I am relatively new to machine learning/python/ubuntu.

I have a set of images in .jpg format where half contain a feature I want caffe to learn and half don't. I'm having trouble in finding a way to convert them to the required lmdb format.

I have the necessary text input files.

My question is can anyone provide a step by step guide on how to use convert_imageset.cpp in the ubuntu terminal?

Thanks

Answer

Shai picture Shai · Jul 15, 2015

A quick guide to Caffe's convert_imageset

Build

First thing you must do is build caffe and caffe's tools (convert_imageset is one of these tools).
After installing caffe and makeing it make sure you ran make tools as well.
Verify that a binary file convert_imageset is created in $CAFFE_ROOT/build/tools.

Prepare your data

Images: put all images in a folder (I'll call it here /path/to/jpegs/).
Labels: create a text file (e.g., /path/to/labels/train.txt) with a line per input image . For example:

img_0000.jpeg 1
img_0001.jpeg 0
img_0002.jpeg 0

In this example the first image is labeled 1 while the other two are labeled 0.

Convert the dataset

Run the binary in shell

~$ GLOG_logtostderr=1 $CAFFE_ROOT/build/tools/convert_imageset \
    --resize_height=200 --resize_width=200 --shuffle  \
    /path/to/jpegs/ \
    /path/to/labels/train.txt \
    /path/to/lmdb/train_lmdb

Command line explained:

  • GLOG_logtostderr flag is set to 1 before calling convert_imageset indicates the logging mechanism to redirect log messages to stderr.
  • --resize_height and --resize_width resize all input images to same size 200x200.
  • --shuffle randomly change the order of images and does not preserve the order in the /path/to/labels/train.txt file.
  • Following are the path to the images folder, the labels text file and the output name. Note that the output name should not exist prior to calling convert_imageset otherwise you'll get a scary error message.

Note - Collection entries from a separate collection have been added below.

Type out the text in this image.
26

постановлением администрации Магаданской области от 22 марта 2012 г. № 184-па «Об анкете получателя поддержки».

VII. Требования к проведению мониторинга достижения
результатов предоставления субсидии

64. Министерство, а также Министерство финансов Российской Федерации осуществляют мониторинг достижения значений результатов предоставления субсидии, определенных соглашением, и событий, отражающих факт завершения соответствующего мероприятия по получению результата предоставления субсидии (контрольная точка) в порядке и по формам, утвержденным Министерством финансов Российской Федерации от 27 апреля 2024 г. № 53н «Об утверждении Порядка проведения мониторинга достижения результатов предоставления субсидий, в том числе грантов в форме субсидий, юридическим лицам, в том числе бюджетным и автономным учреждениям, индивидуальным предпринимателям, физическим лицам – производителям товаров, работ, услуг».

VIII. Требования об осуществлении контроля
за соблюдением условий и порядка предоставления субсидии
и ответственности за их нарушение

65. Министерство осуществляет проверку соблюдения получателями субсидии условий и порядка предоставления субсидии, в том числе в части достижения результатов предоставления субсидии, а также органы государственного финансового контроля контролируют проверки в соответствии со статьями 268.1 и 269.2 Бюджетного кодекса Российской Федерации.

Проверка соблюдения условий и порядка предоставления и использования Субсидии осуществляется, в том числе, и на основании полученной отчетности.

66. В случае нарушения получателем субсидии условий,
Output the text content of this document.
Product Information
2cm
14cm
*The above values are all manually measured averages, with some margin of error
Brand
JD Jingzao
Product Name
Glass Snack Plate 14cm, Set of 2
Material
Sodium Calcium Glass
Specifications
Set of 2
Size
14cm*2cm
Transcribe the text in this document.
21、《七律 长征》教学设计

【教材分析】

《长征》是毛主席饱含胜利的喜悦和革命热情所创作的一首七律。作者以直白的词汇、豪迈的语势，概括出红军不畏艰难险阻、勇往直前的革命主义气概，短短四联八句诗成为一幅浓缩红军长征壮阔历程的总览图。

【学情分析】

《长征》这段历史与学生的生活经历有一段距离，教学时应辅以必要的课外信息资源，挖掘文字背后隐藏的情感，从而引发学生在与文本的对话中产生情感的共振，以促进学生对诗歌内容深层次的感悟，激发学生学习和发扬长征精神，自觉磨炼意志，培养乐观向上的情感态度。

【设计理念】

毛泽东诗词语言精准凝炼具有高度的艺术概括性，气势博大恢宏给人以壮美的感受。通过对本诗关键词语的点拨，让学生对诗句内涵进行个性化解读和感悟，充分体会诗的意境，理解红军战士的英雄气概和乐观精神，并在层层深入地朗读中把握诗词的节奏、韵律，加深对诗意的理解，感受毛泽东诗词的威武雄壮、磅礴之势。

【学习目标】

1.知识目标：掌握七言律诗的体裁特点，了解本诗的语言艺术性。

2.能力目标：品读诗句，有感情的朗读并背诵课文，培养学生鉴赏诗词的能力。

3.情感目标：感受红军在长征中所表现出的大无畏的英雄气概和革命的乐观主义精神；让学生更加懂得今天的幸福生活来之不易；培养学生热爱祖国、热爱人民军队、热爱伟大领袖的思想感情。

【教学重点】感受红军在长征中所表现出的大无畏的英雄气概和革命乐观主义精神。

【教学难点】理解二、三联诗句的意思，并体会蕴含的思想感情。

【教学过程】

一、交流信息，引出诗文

Other flags that might be useful:

  • --backend - allows you to choose between an lmdb dataset or levelDB.
  • --gray - convert all images to gray scale.
  • --encoded and --encoded_type - keep image data in encoded (jpg/png) compressed form in the database.
  • --help - shows some help, see all relevant flags under Flags from tools/convert_imageset.cpp

You can check out $CAFFE_ROOT/examples/imagenet/convert_imagenet.sh for an example how to use convert_imageset.